1,000 records isn't a lot of data in a table. 200 columns is a reasonably wide table. For this reason, I'd suggest you aren't dealing with a really big table - I've performed queries against millions of rows with no problems.
Here is a little experiment... how long does it take to run this compared to the "SELECT *" query?
SELECT
Really_Big_table.Id
FROM
Really_Big_table
WHERE
column1 IS NOT NULL
AND
column2 IS NOT NULL
AND
rownum=1;
An example is here: You can view more here
SELECT ename, sal
FROM ( SELECT ename, sal, RANK() OVER (ORDER BY sal DESC) sal_rank
FROM emp )
WHERE sal_rank <= 1;
You also have to do some column indexing for column in the WHERE clause
In SQL most of the optimization would come in the form on index on the table (where you would index the columns that appear in the WHERE and ORDER BY columns as a rough guide).
You did not specify what SQL database you are using, so I can't point to a good resource.
Here is an introduction to indexes on Oracle.
Here another tutorial.
As for queries - you should always specify the columns you are returning and not use a blanket *.

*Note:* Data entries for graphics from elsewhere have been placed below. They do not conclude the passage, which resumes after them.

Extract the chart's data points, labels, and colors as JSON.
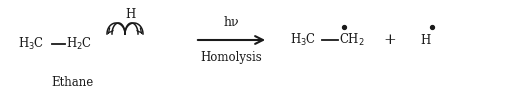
{
  "figsize": [
    5.05,
    0.92
  ],
  "dpi": 100,
  "bg_color": "#ffffff",
  "text_color": "#1a1a1a",
  "font_family": "DejaVu Serif",
  "ethane_label": "Ethane",
  "hv_text": "hν",
  "homolysis_text": "Homolysis"
}
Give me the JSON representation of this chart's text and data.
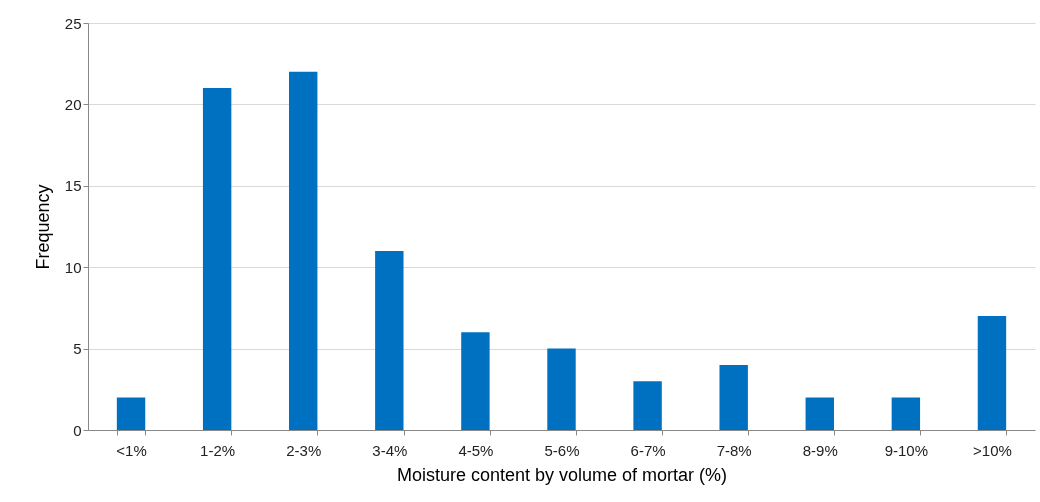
{
  "chart_data": {
    "type": "bar",
    "xlabel": "Moisture content by volume of mortar (%)",
    "ylabel": "Frequency",
    "categories": [
      "<1%",
      "1-2%",
      "2-3%",
      "3-4%",
      "4-5%",
      "5-6%",
      "6-7%",
      "7-8%",
      "8-9%",
      "9-10%",
      ">10%"
    ],
    "values": [
      2,
      21,
      22,
      11,
      6,
      5,
      3,
      4,
      2,
      2,
      7
    ],
    "color": "#0070c0",
    "ylim": [
      0,
      25
    ],
    "yticks": [
      0,
      5,
      10,
      15,
      20,
      25
    ],
    "grid": "y"
  }
}
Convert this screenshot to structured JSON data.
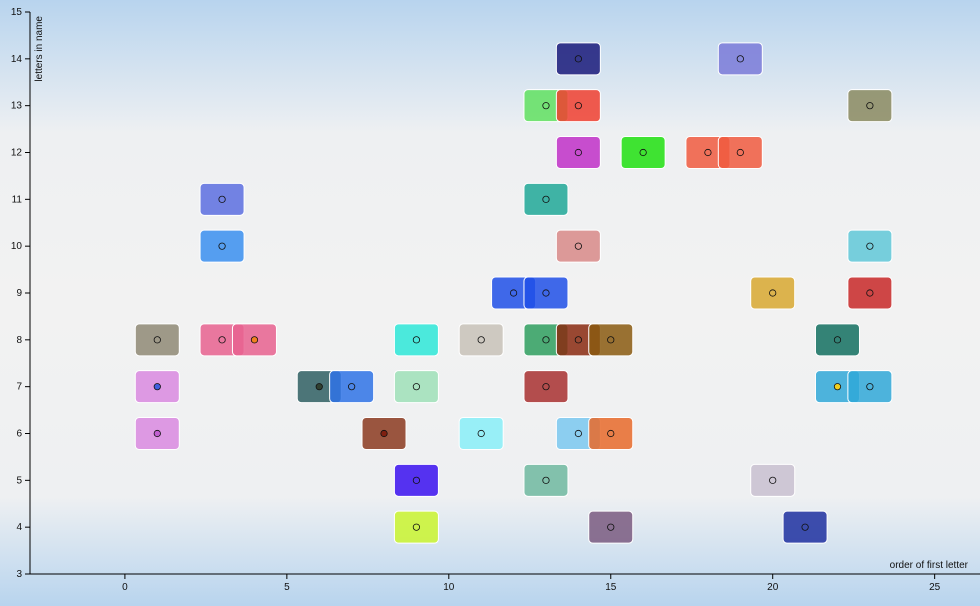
{
  "chart_data": {
    "type": "scatter",
    "x_label": "order of first letter",
    "y_label": "letters in name",
    "xlim": [
      -2.93,
      26.4
    ],
    "ylim": [
      3,
      15
    ],
    "xticks": [
      0,
      5,
      10,
      15,
      20,
      25
    ],
    "yticks": [
      3,
      4,
      5,
      6,
      7,
      8,
      9,
      10,
      11,
      12,
      13,
      14,
      15
    ],
    "x": [
      1,
      1,
      1,
      3,
      3,
      3,
      4,
      6,
      7,
      8,
      9,
      9,
      9,
      9,
      11,
      11,
      12,
      13,
      13,
      13,
      13,
      13,
      13,
      14,
      14,
      14,
      14,
      14,
      14,
      15,
      15,
      15,
      16,
      18,
      19,
      19,
      20,
      20,
      21,
      22,
      22,
      23,
      23,
      23,
      23
    ],
    "y": [
      8,
      7,
      6,
      11,
      10,
      8,
      8,
      7,
      7,
      6,
      8,
      7,
      5,
      4,
      8,
      6,
      9,
      13,
      11,
      9,
      8,
      7,
      5,
      14,
      13,
      12,
      10,
      8,
      6,
      8,
      6,
      4,
      12,
      12,
      14,
      12,
      9,
      5,
      4,
      8,
      7,
      13,
      10,
      9,
      7
    ],
    "colors": [
      "#8f8a76",
      "#d98ae0",
      "#d98ae0",
      "#5c6fe0",
      "#3a8ff0",
      "#e8628f",
      "#e8628f",
      "#2f5f63",
      "#2f73e6",
      "#8b3a20",
      "#2ee8d8",
      "#9fe0b8",
      "#3a10f0",
      "#caf52f",
      "#c8c2b8",
      "#88eef8",
      "#2050e8",
      "#60e060",
      "#20a898",
      "#2050e8",
      "#2f9f5f",
      "#a83030",
      "#6fb8a0",
      "#1a1a7a",
      "#f04030",
      "#c030c8",
      "#d88a88",
      "#8a2a10",
      "#7ac8f0",
      "#8a5a10",
      "#e86a2a",
      "#7a5a80",
      "#20e010",
      "#f05a40",
      "#7a7ad8",
      "#f05a40",
      "#d8a830",
      "#c8c0d0",
      "#1e30a0",
      "#137060",
      "#30a8d8",
      "#8a8a60",
      "#60c8d8",
      "#c82828",
      "#30a8d8"
    ],
    "dot_colors": [
      "none",
      "#4060e0",
      "#c060d0",
      "none",
      "none",
      "none",
      "#f08020",
      "#304030",
      "none",
      "#802010",
      "none",
      "none",
      "none",
      "none",
      "none",
      "none",
      "none",
      "none",
      "none",
      "none",
      "none",
      "none",
      "none",
      "none",
      "none",
      "none",
      "none",
      "none",
      "none",
      "none",
      "none",
      "none",
      "none",
      "none",
      "none",
      "none",
      "none",
      "none",
      "none",
      "none",
      "#f0d020",
      "none",
      "none",
      "none",
      "none"
    ]
  }
}
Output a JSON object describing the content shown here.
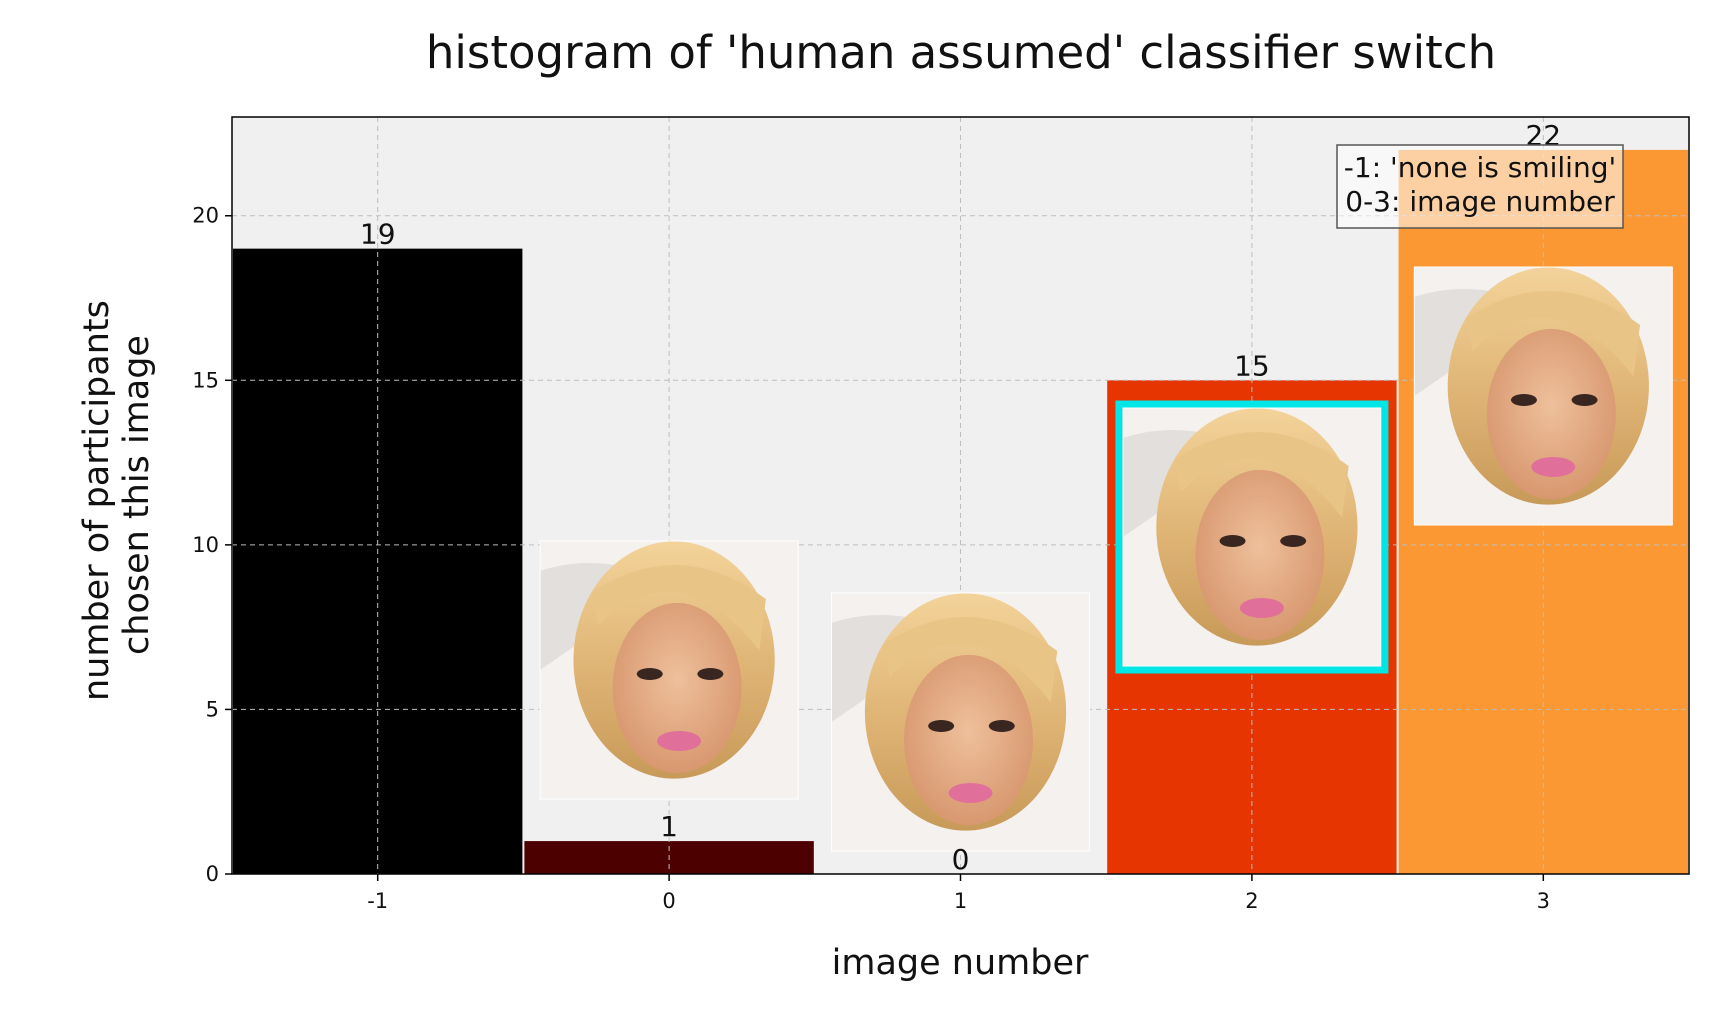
{
  "chart_data": {
    "type": "bar",
    "title": "histogram of 'human assumed' classifier switch",
    "xlabel": "image number",
    "ylabel": [
      "number of participants",
      "chosen this image"
    ],
    "categories": [
      "-1",
      "0",
      "1",
      "2",
      "3"
    ],
    "values": [
      19,
      1,
      0,
      15,
      22
    ],
    "colors": [
      "#000000",
      "#4d0000",
      "#f2f2f2",
      "#e63500",
      "#fb9833"
    ],
    "ylim": [
      0,
      23
    ],
    "yticks": [
      0,
      5,
      10,
      15,
      20
    ],
    "grid": true,
    "legend": {
      "placement": "top-right",
      "lines": [
        "-1: 'none is smiling'",
        "0-3: image number"
      ]
    },
    "highlight": {
      "category": "2",
      "color": "#00e5e5"
    },
    "thumbnails": [
      "0",
      "1",
      "2",
      "3"
    ],
    "colors_meta": {
      "plot_background": "#f0f0f0",
      "grid": "#bdbdbd",
      "axis": "#000000"
    }
  }
}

it shouldn't take a lot of time to query a 1000 rows table. There are exceptions however, check if you are in one of the following cases:
1. Lots of rows were deleted
The table had a massive amount of rows in the past. Since the High Water Mark (HWM) is still high (delete won't lower it) and FULL TABLE SCAN read all the data up to the high water mark, it may take a lot of time to return results even if the table is now nearly empty.

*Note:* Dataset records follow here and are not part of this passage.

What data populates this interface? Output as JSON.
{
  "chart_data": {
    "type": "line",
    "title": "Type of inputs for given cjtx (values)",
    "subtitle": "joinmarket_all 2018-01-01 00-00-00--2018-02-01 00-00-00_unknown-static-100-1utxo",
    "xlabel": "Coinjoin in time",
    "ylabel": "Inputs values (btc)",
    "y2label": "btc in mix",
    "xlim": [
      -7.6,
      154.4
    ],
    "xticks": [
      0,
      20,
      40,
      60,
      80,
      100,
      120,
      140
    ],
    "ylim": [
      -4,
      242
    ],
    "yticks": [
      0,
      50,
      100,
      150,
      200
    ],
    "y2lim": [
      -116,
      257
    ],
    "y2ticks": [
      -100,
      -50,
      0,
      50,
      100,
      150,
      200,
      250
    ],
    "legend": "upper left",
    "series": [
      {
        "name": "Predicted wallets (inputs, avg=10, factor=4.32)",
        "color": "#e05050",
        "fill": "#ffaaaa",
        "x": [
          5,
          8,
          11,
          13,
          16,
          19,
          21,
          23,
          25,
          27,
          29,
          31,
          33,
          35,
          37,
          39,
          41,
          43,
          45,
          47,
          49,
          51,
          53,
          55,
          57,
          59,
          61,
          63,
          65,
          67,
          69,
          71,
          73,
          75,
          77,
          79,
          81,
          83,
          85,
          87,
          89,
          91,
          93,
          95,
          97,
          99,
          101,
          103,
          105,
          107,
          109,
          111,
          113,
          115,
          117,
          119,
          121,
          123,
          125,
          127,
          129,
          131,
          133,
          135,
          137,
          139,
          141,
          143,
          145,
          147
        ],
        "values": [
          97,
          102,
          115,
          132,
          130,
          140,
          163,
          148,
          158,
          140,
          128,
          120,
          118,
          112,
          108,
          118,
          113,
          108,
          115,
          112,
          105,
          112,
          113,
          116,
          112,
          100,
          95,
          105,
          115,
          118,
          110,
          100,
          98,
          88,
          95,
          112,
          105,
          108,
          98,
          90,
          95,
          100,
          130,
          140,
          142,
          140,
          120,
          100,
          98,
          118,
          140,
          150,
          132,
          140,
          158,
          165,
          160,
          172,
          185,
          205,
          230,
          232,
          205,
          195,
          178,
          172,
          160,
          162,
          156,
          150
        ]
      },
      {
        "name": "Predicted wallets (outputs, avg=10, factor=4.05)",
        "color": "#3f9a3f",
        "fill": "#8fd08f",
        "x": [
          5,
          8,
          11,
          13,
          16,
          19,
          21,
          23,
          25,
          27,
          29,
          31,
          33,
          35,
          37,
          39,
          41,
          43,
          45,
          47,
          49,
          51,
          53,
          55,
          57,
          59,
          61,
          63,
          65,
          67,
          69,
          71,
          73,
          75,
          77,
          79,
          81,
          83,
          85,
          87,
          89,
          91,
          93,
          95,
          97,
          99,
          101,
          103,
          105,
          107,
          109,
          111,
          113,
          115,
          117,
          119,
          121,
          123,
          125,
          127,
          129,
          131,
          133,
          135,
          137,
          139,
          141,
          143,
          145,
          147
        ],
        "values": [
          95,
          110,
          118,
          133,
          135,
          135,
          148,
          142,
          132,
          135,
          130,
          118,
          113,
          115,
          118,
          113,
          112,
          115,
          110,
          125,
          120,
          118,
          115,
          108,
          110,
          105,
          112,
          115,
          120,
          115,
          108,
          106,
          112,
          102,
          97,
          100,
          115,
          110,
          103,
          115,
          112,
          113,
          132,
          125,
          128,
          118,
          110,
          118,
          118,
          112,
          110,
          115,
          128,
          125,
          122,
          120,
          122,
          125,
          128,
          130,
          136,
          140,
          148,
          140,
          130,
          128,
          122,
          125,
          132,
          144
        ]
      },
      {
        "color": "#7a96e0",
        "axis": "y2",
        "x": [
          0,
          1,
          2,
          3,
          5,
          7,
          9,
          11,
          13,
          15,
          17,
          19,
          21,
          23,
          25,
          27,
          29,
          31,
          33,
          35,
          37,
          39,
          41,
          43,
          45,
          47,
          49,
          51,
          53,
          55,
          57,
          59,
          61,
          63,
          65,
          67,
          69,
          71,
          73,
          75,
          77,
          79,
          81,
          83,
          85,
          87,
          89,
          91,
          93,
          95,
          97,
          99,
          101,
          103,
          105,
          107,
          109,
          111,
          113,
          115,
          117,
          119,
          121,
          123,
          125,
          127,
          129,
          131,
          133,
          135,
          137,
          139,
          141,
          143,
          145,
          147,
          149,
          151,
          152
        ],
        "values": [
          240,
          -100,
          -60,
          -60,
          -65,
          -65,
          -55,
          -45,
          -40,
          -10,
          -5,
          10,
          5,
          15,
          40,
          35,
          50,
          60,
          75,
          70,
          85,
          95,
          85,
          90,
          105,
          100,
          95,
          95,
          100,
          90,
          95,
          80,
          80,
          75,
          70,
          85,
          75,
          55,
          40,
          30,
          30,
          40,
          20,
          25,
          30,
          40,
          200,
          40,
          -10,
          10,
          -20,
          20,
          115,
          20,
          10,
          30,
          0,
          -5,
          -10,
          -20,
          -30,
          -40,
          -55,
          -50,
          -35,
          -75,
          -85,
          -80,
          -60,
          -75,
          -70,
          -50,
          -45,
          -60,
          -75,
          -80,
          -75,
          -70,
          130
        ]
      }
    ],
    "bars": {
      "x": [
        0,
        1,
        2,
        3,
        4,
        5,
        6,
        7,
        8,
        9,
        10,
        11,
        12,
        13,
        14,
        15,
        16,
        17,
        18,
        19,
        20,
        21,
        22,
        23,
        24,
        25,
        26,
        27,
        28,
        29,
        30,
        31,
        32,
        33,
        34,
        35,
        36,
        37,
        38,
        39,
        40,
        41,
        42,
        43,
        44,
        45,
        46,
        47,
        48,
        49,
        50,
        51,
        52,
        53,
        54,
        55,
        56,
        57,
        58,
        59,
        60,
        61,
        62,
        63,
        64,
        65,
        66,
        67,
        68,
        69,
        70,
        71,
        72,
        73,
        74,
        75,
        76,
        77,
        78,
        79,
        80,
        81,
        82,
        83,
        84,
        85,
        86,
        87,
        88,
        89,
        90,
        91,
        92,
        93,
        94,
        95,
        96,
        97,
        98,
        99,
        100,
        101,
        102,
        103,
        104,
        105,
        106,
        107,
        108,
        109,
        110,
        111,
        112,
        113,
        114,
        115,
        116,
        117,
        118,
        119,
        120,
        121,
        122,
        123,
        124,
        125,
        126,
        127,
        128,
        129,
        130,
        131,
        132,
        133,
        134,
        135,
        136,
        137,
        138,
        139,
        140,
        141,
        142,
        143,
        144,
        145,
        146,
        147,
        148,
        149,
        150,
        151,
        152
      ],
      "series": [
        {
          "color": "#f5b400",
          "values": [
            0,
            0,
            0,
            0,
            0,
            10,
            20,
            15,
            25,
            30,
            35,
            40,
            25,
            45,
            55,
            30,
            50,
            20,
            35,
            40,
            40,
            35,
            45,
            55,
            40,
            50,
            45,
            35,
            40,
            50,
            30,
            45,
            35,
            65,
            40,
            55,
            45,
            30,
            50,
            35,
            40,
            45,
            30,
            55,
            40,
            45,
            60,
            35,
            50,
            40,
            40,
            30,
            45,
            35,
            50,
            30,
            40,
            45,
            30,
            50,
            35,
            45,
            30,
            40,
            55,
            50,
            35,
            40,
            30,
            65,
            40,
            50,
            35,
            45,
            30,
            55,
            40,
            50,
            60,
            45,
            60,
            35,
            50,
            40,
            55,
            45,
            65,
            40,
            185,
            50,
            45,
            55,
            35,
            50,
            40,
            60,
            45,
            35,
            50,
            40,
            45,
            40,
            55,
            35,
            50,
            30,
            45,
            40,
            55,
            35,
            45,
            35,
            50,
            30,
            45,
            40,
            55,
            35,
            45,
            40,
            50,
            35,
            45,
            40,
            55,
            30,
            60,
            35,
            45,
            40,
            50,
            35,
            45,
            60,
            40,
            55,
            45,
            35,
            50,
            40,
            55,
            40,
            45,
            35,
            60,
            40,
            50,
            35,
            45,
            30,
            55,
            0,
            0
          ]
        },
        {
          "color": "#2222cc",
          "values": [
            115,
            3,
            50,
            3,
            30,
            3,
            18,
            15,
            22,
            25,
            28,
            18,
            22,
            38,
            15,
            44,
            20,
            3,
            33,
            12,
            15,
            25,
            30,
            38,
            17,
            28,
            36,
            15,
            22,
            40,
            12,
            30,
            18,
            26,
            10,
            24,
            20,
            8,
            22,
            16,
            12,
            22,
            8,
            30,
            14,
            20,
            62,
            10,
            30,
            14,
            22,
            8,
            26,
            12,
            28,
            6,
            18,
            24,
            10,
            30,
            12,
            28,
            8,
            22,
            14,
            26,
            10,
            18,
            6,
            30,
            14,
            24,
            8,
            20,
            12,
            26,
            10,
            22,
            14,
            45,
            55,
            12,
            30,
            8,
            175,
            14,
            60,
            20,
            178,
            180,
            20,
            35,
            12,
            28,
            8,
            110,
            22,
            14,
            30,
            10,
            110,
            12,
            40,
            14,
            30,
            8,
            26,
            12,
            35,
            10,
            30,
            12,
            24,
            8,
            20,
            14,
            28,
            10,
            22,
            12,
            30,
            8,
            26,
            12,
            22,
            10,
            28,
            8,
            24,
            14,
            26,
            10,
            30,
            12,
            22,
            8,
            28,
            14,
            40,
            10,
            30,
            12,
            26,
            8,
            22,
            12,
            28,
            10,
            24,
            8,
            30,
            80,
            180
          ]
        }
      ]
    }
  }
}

Analyse your table (dbms_stats.gather_table_stats('<owner>','<table>')) and compare the space actually used by the rows (space on disk) with the effective space (data), for example:
SELECT t.avg_row_len * t.num_rows data_bytes,
(t.blocks - t.empty_blocks) * ts.block_size bytes_used
FROM user_tables t
JOIN user_tablespaces ts ON t.tablespace_name = ts.tablespace_name
WHERE t.table_name = '<your_table>';
You will have to take into account the overhead of the rows and blocks as well as the space reserved for update (PCT_FREE). If you see that you use a lot more space than required (typical overhead is below 30%, YMMV) you may want to reset the HWM, either:
ALTER TABLE <your_table> MOVE; and then rebuild INDEX (ALTER INDEX <index> REBUILD), don't forget to collect stats afterwards.
use DBMS_REDEFINITION
2. The table has very large columns
Check if you have columns of datatype LOB, CLOB, LONG (irk), etc. Data over 4000 bytes in any of these columns is stored out of line (in a separate segment), which means that if you don't select these columns you will only query the other smaller columns.
If you are in this case, don't use SELECT *. Either you don't need the data in the large columns or use SELECT rowid and then do a second query : SELECT * WHERE rowid = <rowid>.